The first track, "My Private Jealousy", is a terrific upbeat rock song. There is a great mix of the heavier side of them from the guitars (Takuro and Hisashi) along with the consistent and catchy rhythm from the bass (Jiro) and drums (supporting drummer Toshi).
There is also this more smoother and softer rock element to GLAY and this song which comes through from Teru's vocal work. Teru sings with such beautiful and distinctive vocals and the lyrics of "My Private Jealousy" themselves are sung with fantastic clarity.
The guitar solo starting near enough a third of the way through, takes things to another level, offering a unique and funky edge to the song for the first part before then switching to a more 'arena rock' level of solo and then back again to end the song with a superb finish.
The accompanying music video is a nice piece, although it is a little dark as the colour theme seems to be nearly all in black and silver which does make it a little hard to keep focused, especially with the rotating camera angles which keep cropping up every now and then. On the other hand, there are some great shots of GLAY from between the silk drapes as well as solo shots of each of them.
"My Private Jealousy", as a single overall, is nothing short of what you would want and need from a new release from GLAY. Keeping touch with their individual musicality, and maintaining the style that has given them the credibility and name they have today, GLAY continue striving to please their fans, and with this release they have definitly succeeded.

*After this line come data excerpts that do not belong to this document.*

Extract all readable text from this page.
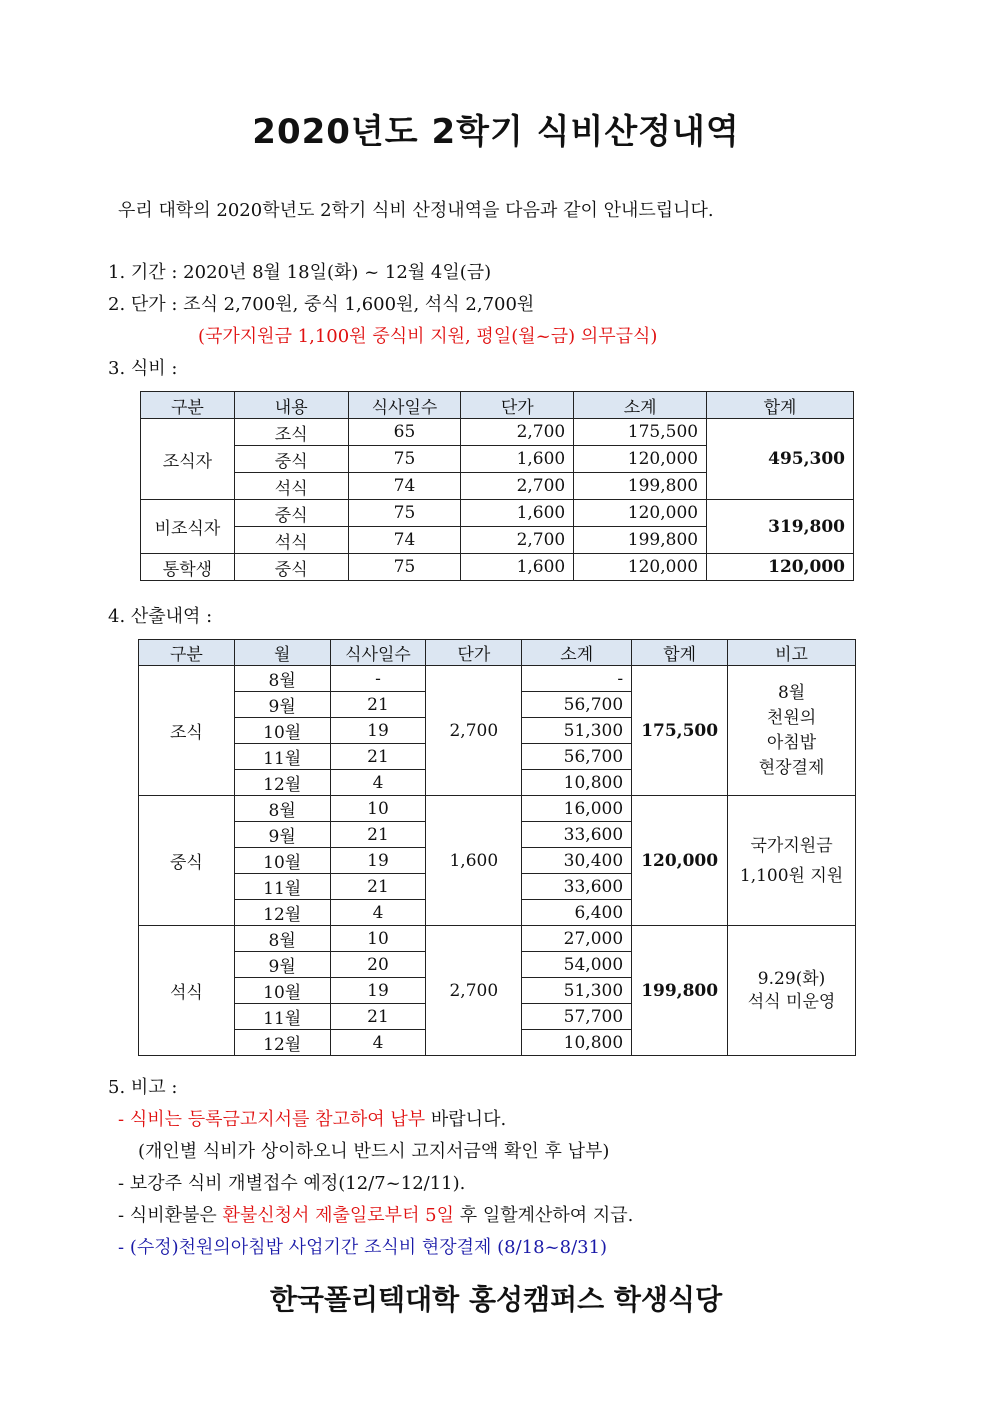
2020년도 2학기 식비산정내역
우리 대학의 2020학년도 2학기 식비 산정내역을 다음과 같이 안내드립니다.
1. 기간 : 2020년 8월 18일(화) ~ 12월 4일(금)
2. 단가 : 조식 2,700원, 중식 1,600원, 석식 2,700원
(국가지원금 1,100원 중식비 지원, 평일(월~금) 의무급식)
3. 식비 :
구분	내용	식사일수	단가	소계	합계
조식자	조식	65	2,700	175,500	495,300
	중식	75	1,600	120,000	
	석식	74	2,700	199,800	
비조식자	중식	75	1,600	120,000	319,800
	석식	74	2,700	199,800	
통학생	중식	75	1,600	120,000	120,000
4. 산출내역 :
구분	월	식사일수	단가	소계	합계	비고
조식	8월	-	2,700	-	175,500	8월
천원의
아침밥
현장결제

	9월	21		56,700		
	10월	19		51,300		
	11월	21		56,700		
	12월	4		10,800		
중식	8월	10	1,600	16,000	120,000	국가지원금
1,100원 지원

	9월	21		33,600		
	10월	19		30,400		
	11월	21		33,600		
	12월	4		6,400		
석식	8월	10	2,700	27,000	199,800	9.29(화)
석식 미운영

	9월	20		54,000		
	10월	19		51,300		
	11월	21		57,700		
	12월	4		10,800		
5. 비고 :
- 식비는 등록금고지서를 참고하여 납부 바랍니다.
(개인별 식비가 상이하오니 반드시 고지서금액 확인 후 납부)
- 보강주 식비 개별접수 예정(12/7~12/11).
- 식비환불은 환불신청서 제출일로부터 5일 후 일할계산하여 지급.
- (수정)천원의아침밥 사업기간 조식비 현장결제 (8/18~8/31)
한국폴리텍대학 홍성캠퍼스 학생식당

Written by Keita Eiri-Uesugi
The widely acclaimed GLAY bring us their second single release of the year, "Precious" on 8th September, 2010. After a five month wait since their previous digital single release of "Apologize", which was placed as the 7th best selling artist of all time in Japan due to their selling of 37.5million across the country itself as of August 2010. It’s not hard to see why they are as respectable and as successful as they currently are. This single will be the bands first release under their newly created label, "Loversoul Music & Associates" (established in June this year).

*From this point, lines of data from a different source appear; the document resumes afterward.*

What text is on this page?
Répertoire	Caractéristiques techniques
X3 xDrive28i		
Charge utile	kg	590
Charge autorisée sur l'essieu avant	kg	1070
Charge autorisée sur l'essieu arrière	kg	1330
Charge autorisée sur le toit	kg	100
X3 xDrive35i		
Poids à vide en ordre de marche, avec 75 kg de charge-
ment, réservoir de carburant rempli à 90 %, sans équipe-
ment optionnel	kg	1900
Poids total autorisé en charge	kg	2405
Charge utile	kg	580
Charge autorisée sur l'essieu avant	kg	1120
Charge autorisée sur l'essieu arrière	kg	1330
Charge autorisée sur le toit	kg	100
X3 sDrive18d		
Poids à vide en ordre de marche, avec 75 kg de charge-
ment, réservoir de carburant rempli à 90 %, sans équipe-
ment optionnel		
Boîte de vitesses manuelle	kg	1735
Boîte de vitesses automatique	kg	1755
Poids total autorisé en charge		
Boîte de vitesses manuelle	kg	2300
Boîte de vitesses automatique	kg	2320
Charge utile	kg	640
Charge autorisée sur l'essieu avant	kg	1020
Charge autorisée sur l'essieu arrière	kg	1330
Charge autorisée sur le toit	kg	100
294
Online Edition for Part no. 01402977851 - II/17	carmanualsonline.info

With a slow, melodic piano start, leading into soft guitar strumming and light drums, vocals come in with a soft sound, and on top of the instruments, it’s clear that vocals will take more emphasis in the piece. With emotion building behind the singing, leading into a more upbeat chorus, this song is similar to "Apologize" in that essence, with a little more feeling placed in. Not forgetting the jazz sounds throughout the instrumental it’s definitely an interesting mixture to listen to.
Takuro and Hisashi on guitars have a clean style throughout, with predominance on the vocals, they do not seem to play any fancy guitar tricks. A song that definitely displays the bands portrayed style, the guitars tempo remains slow and consistent, giving a pleasing backing for Teru’s inclusion. They seem to switch from slow verse to slightly up-beat chorus effortlessly and remain at that pace till the end of the song.
Definitely a band with a rock sound, verging on a light, catchy sprinkling of pop-sound. However, this is perhaps not the strongest of releases, but it does have a somewhat powerful impact no less. With becoming such an influential music force in Japan since 1988, it is not as if the band can disappoint now. The release is full and whole, packed with feeling, and is just a pleasure to listen to all the same.